Wednesday, April 3, 2013

After Syria


The past two years the news out of Syria have been so dismal that I have not been able to face it, even in the minimal sense of writing about it. One reason: There can be no quibble about what the great powers have decided to do - they are wisely staying out of the fray. All of them. Their motives may differ considerably. But in such a situation there is nothing much anybody can do from the outside. This is another reason why there is not much to say - it only proves the old, tough lesson that a people must gain its freedom - and preserve it - on its own. 

Libya may have proven the opposite, acording to some. That is to say, that the West saved Libya from the Gaddafi clan. The Nato intervention was fairly clearcut, to me an action as legitimate and well-founded as anybody might wish. Beyond that, I believe Libya was sufficiently chaotic to prove nothing about such matters. There were interventions from a number of different parties, actors, or sides, whatever you prefer to call them. Some were invited. Others not. There was strong action from inside. Nevertheless, the main thing in Libya was - and is - that there was no real inner core, no cohesive group big and strong enough to gather a force transcending the clans and tribes, which is why the instability continues. Is it much different elsewhere in the Middle East?
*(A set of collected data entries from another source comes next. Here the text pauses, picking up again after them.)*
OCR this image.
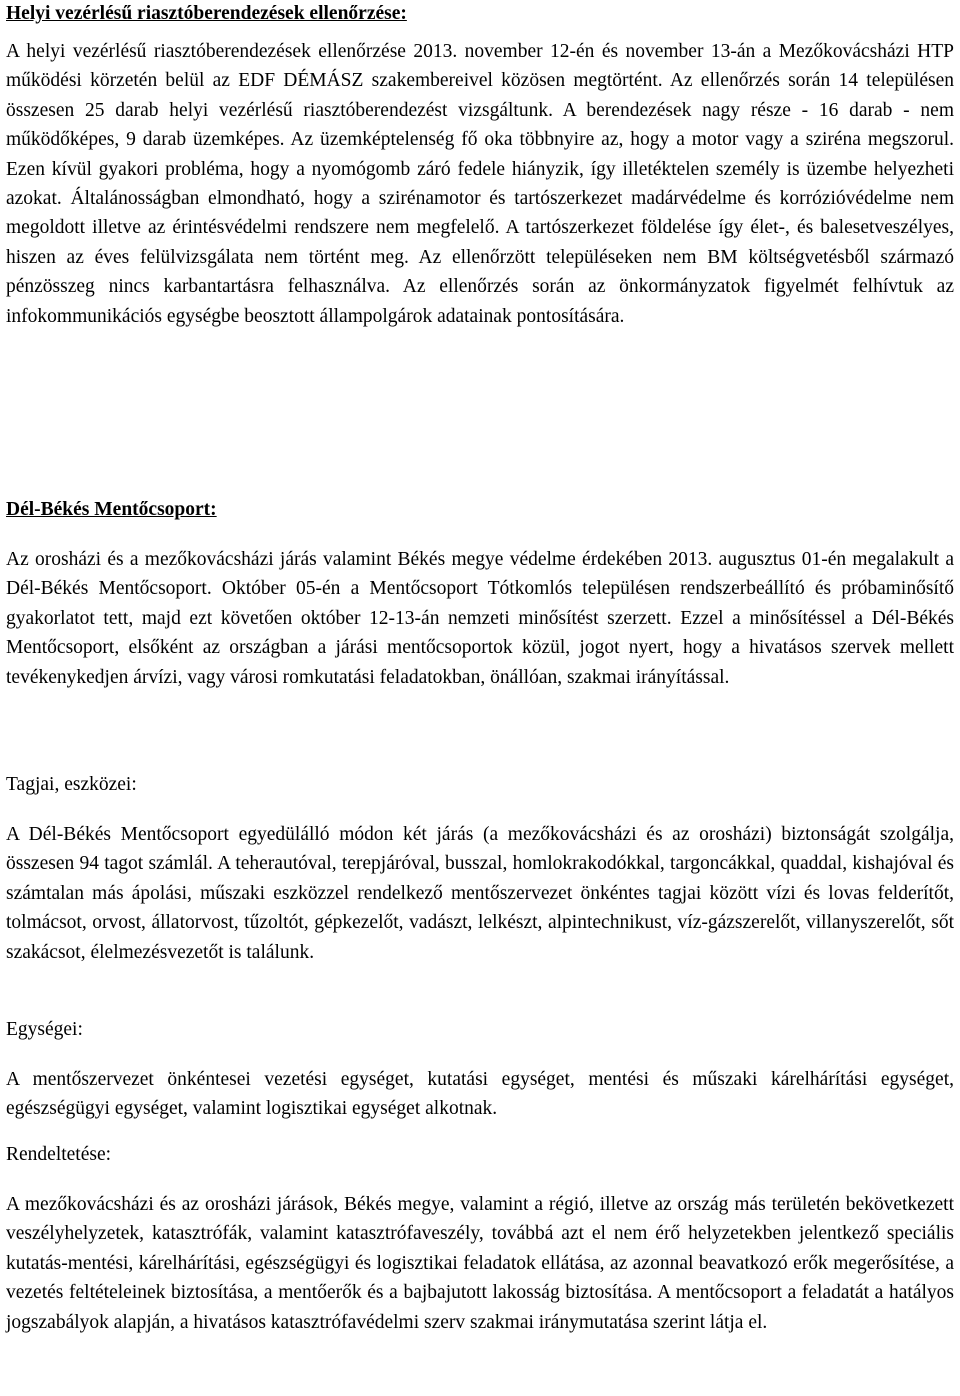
Helyi vezérlésű riasztóberendezések ellenőrzése:

A helyi vezérlésű riasztóberendezések ellenőrzése 2013. november 12-én és november 13-án a Mezőkovácsházi HTP működési körzetén belül az EDF DÉMÁSZ szakembereivel közösen megtörtént. Az ellenőrzés során 14 településen összesen 25 darab helyi vezérlésű riasztóberendezést vizsgáltunk. A berendezések nagy része - 16 darab - nem működőképes, 9 darab üzemképes. Az üzemképtelenség fő oka többnyire az, hogy a motor vagy a sziréna megszorul. Ezen kívül gyakori probléma, hogy a nyomógomb záró fedele hiányzik, így illetéktelen személy is üzembe helyezheti azokat. Általánosságban elmondható, hogy a szirénamotor és tartószerkezet madárvédelme és korrózióvédelme nem megoldott illetve az érintésvédelmi rendszere nem megfelelő. A tartószerkezet földelése így élet-, és balesetveszélyes, hiszen az éves felülvizsgálata nem történt meg. Az ellenőrzött településeken nem BM költségvetésből származó pénzösszeg nincs karbantartásra felhasználva. Az ellenőrzés során az önkormányzatok figyelmét felhívtuk az infokommunikációs egységbe beosztott állampolgárok adatainak pontosítására.

Dél-Békés Mentőcsoport:

Az orosházi és a mezőkovácsházi járás valamint Békés megye védelme érdekében 2013. augusztus 01-én megalakult a Dél-Békés Mentőcsoport. Október 05-én a Mentőcsoport Tótkomlós településen rendszerbeállító és próbaminősítő gyakorlatot tett, majd ezt követően október 12-13-án nemzeti minősítést szerzett. Ezzel a minősítéssel a Dél-Békés Mentőcsoport, elsőként az országban a járási mentőcsoportok közül, jogot nyert, hogy a hivatásos szervek mellett tevékenykedjen árvízi, vagy városi romkutatási feladatokban, önállóan, szakmai irányítással.

Tagjai, eszközei:

A Dél-Békés Mentőcsoport egyedülálló módon két járás (a mezőkovácsházi és az orosházi) biztonságát szolgálja, összesen 94 tagot számlál. A teherautóval, terepjáróval, busszal, homlokrakodókkal, targoncákkal, quaddal, kishajóval és számtalan más ápolási, műszaki eszközzel rendelkező mentőszervezet önkéntes tagjai között vízi és lovas felderítőt, tolmácsot, orvost, állatorvost, tűzoltót, gépkezelőt, vadászt, lelkészt, alpintechnikust, víz-gázszerelőt, villanyszerelőt, sőt szakácsot, élelmezésvezetőt is találunk.

Egységei:

A mentőszervezet önkéntesei vezetési egységet, kutatási egységet, mentési és műszaki kárelhárítási egységet, egészségügyi egységet, valamint logisztikai egységet alkotnak.

Rendeltetése:

A mezőkovácsházi és az orosházi járások, Békés megye, valamint a régió, illetve az ország más területén bekövetkezett veszélyhelyzetek, katasztrófák, valamint katasztrófaveszély, továbbá azt el nem érő helyzetekben jelentkező speciális kutatás-mentési, kárelhárítási, egészségügyi és logisztikai feladatok ellátása, az azonnal beavatkozó erők megerősítése, a vezetés feltételeinek biztosítása, a mentőerők és a bajbajutott lakosság biztosítása. A mentőcsoport a feladatát a hatályos jogszabályok alapján, a hivatásos katasztrófavédelmi szerv szakmai iránymutatása szerint látja el.
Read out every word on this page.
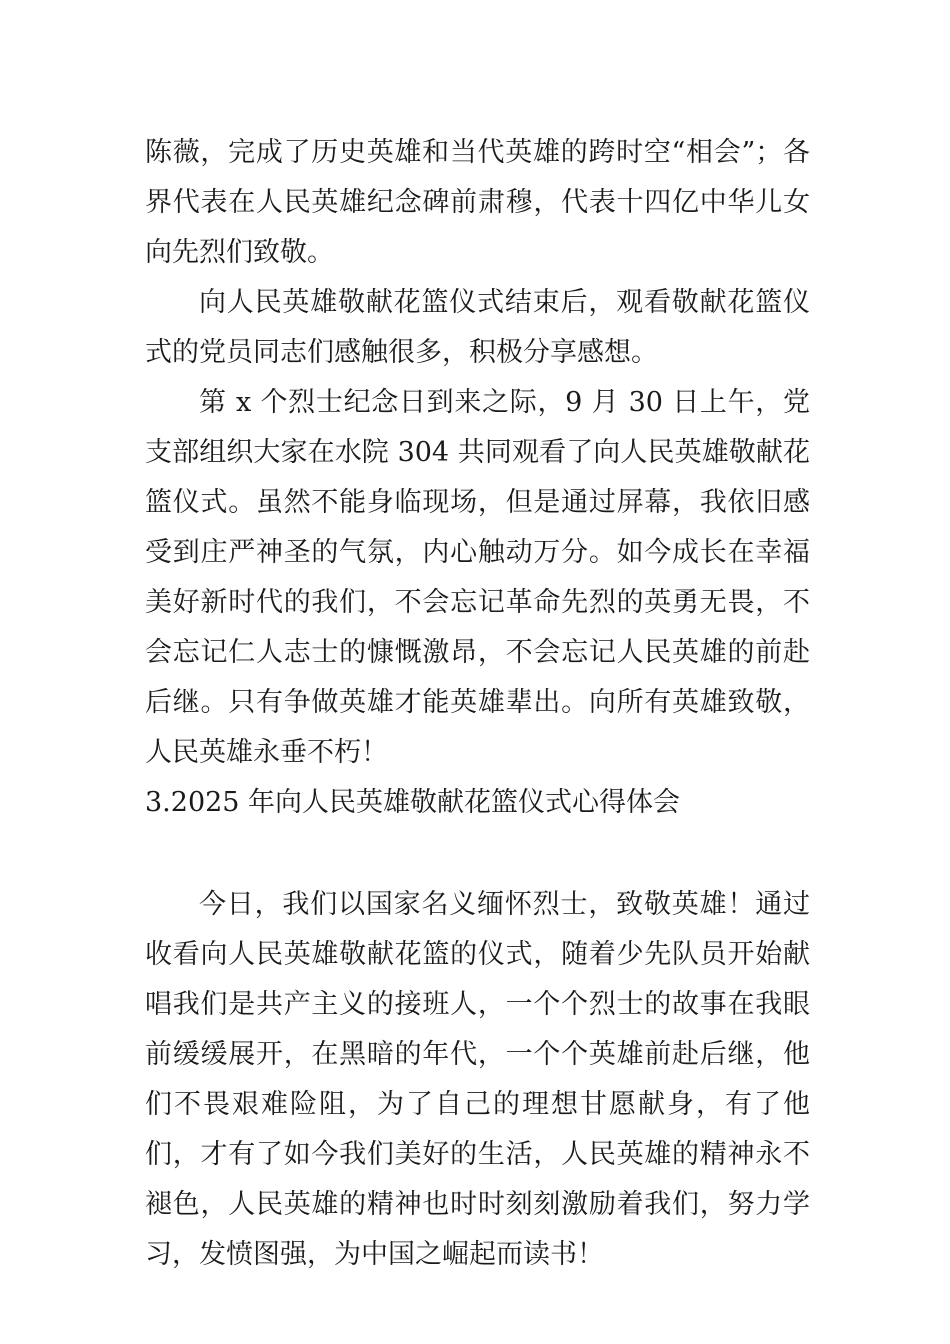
陈薇，完成了历史英雄和当代英雄的跨时空“相会”；各界代表在人民英雄纪念碑前肃穆，代表十四亿中华儿女向先烈们致敬。

向人民英雄敬献花篮仪式结束后，观看敬献花篮仪式的党员同志们感触很多，积极分享感想。

第 x 个烈士纪念日到来之际，9 月 30 日上午，党支部组织大家在水院 304 共同观看了向人民英雄敬献花篮仪式。虽然不能身临现场，但是通过屏幕，我依旧感受到庄严神圣的气氛，内心触动万分。如今成长在幸福美好新时代的我们，不会忘记革命先烈的英勇无畏，不会忘记仁人志士的慷慨激昂，不会忘记人民英雄的前赴后继。只有争做英雄才能英雄辈出。向所有英雄致敬，人民英雄永垂不朽！

3.2025 年向人民英雄敬献花篮仪式心得体会

今日，我们以国家名义缅怀烈士，致敬英雄！通过收看向人民英雄敬献花篮的仪式，随着少先队员开始献唱我们是共产主义的接班人，一个个烈士的故事在我眼前缓缓展开，在黑暗的年代，一个个英雄前赴后继，他们不畏艰难险阻，为了自己的理想甘愿献身，有了他们，才有了如今我们美好的生活，人民英雄的精神永不褪色，人民英雄的精神也时时刻刻激励着我们，努力学习，发愤图强，为中国之崛起而读书！
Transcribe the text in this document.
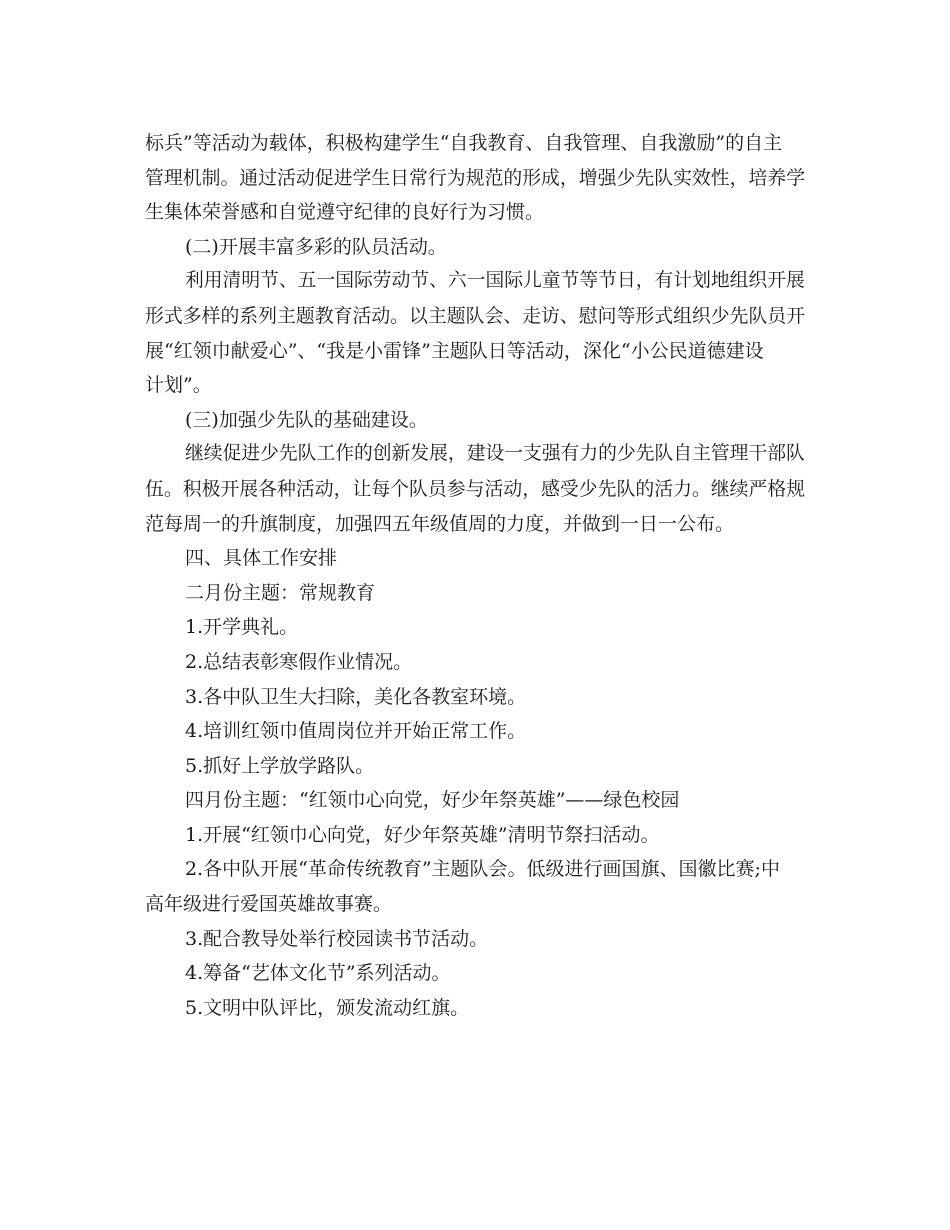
标兵”等活动为载体，积极构建学生“自我教育、自我管理、自我激励”的自主
管理机制。通过活动促进学生日常行为规范的形成，增强少先队实效性，培养学
生集体荣誉感和自觉遵守纪律的良好行为习惯。
(二)开展丰富多彩的队员活动。
利用清明节、五一国际劳动节、六一国际儿童节等节日，有计划地组织开展
形式多样的系列主题教育活动。以主题队会、走访、慰问等形式组织少先队员开
展“红领巾献爱心”、“我是小雷锋”主题队日等活动，深化“小公民道德建设
计划”。
(三)加强少先队的基础建设。
继续促进少先队工作的创新发展，建设一支强有力的少先队自主管理干部队
伍。积极开展各种活动，让每个队员参与活动，感受少先队的活力。继续严格规
范每周一的升旗制度，加强四五年级值周的力度，并做到一日一公布。
四、具体工作安排
二月份主题：常规教育
1.开学典礼。
2.总结表彰寒假作业情况。
3.各中队卫生大扫除，美化各教室环境。
4.培训红领巾值周岗位并开始正常工作。
5.抓好上学放学路队。
四月份主题：“红领巾心向党，好少年祭英雄”——绿色校园
1.开展“红领巾心向党，好少年祭英雄”清明节祭扫活动。
2.各中队开展“革命传统教育”主题队会。低级进行画国旗、国徽比赛;中
高年级进行爱国英雄故事赛。
3.配合教导处举行校园读书节活动。
4.筹备“艺体文化节”系列活动。
5.文明中队评比，颁发流动红旗。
The collapse of the Arab spring should not be over-interpreted. Granted, Tunisia has advanced farther along the way, yet has its own troubles. Egypt even more so. There can be little doubt that attitudes inculcated by Islam is the main source. As long as no strong voice is courageous enough to take whatever there is of humanity in Islam and merge it with some sense of moderation, the Middle East mess will continue, and be even worse than it was before Tunisia took to the streets and Mubarak fell. One strong, courageous voice can do much. We have not heard that voice yet.

So where is the glimmer of hope in all this?

Most of the governments of the Middle East are against Assad. Still, they cannot do much more about it than the great powers. Except prepare their own nation for a better fate. In the meantime, we can all watch - as we no doubt are doing - while Assad and Syria self-destruct. The only further hope I can see is the lesson that Syria must be the last Arab nation to go to the dogs like this. Those dogs, unfortunately, are home bred. 





3 comments:

Federico el Sueco said...

Well spoken, what a sad future for that region, at least for a while and what will happen when only Europe will need their oil??

Ben Soetendorp said...

Olav, it all sounds very reasonable, wearing our western (sun)glasses. However, there is a big BUT...
When I lectured military officers before they went on a UN Middle East Mission about Middle East politics, I always asked them to take in their bag at least one book: From Beirut to Jerusalem written by Thomas Friedman, and to read several times one chapter: "Hama Rules" in order to understand the rules of the game as they are played in the Middle East. The first two rules: tribalism and authoritarianism are most important. In 1982 Hafez Assad, the father of the current president, did not hesitate to murder about 20.000 Suni Muslims in Hama and to destruct large parts of the city in a military operation aimed at destroying the rebellious Muslim Brotherhood stronghold in the city. Friedman argues that Assad as a member of the ruling Alawite sect, a minority that seized power in a coup d´etat in 1970, did not see the Suni Muslims of Hama as fellow citizens but as members of an alien tribe, strangers that tried to take over control of the government. Friedman also explains that in a highly fragmented society like Syria where Assad did not enjoy much legitimacy, he felt that he had to respond by employing brutal power. In essence the Hama history repeat itself now in Syria, but on a national scale.
We saw the application of the Hama Rules by Saddam Hussein and Qaddafi as well. Egypt and Tunisia are more homogeneous societies where the Hama rules were exercised in a more relaxed way, that made a less brutal power transition possible. While Saddam in Iraq was a special case, Qaddafi would have still been in power if the Libyan rebels had not received western military help. In the Syrian case, a humanitarian military intervention would make sens as well, but we stick to limited humanitarian aid. We make a choice to deal with the effects of the disease, not the cause of the disease. This is not because we are afraid of another Iraq or the lack of consensus in the Security Council. It is simply because the costs of a military intervention outweigh the benefits. Syria is not an oil rich country like Libya or Kuwait.
Olav, I know it is an open door, but with all respect for the resistance movement in Europe, think what would have been the fate of Europe if the Americans, the British and the Canadians would have not liberated as from the Nazi sect that ruled Germany and occupied Europe.

Olav F. Knudsen said...

Ben, you are right and you are wrong. I am fully aware of the tribalist foundations of the area. But explanation must not be conflated with acceptance. You seem to do just that. This is where social anthropologists have me up in arms: Observing and noting the facts on the ground regarding human practices (see e.g. Geertz on "Anti-anti Relativism") does not oblige me to accept those same practices as right and good. If the practices in question seem to me (with my Western blinds) to be inhumane, I will never do that.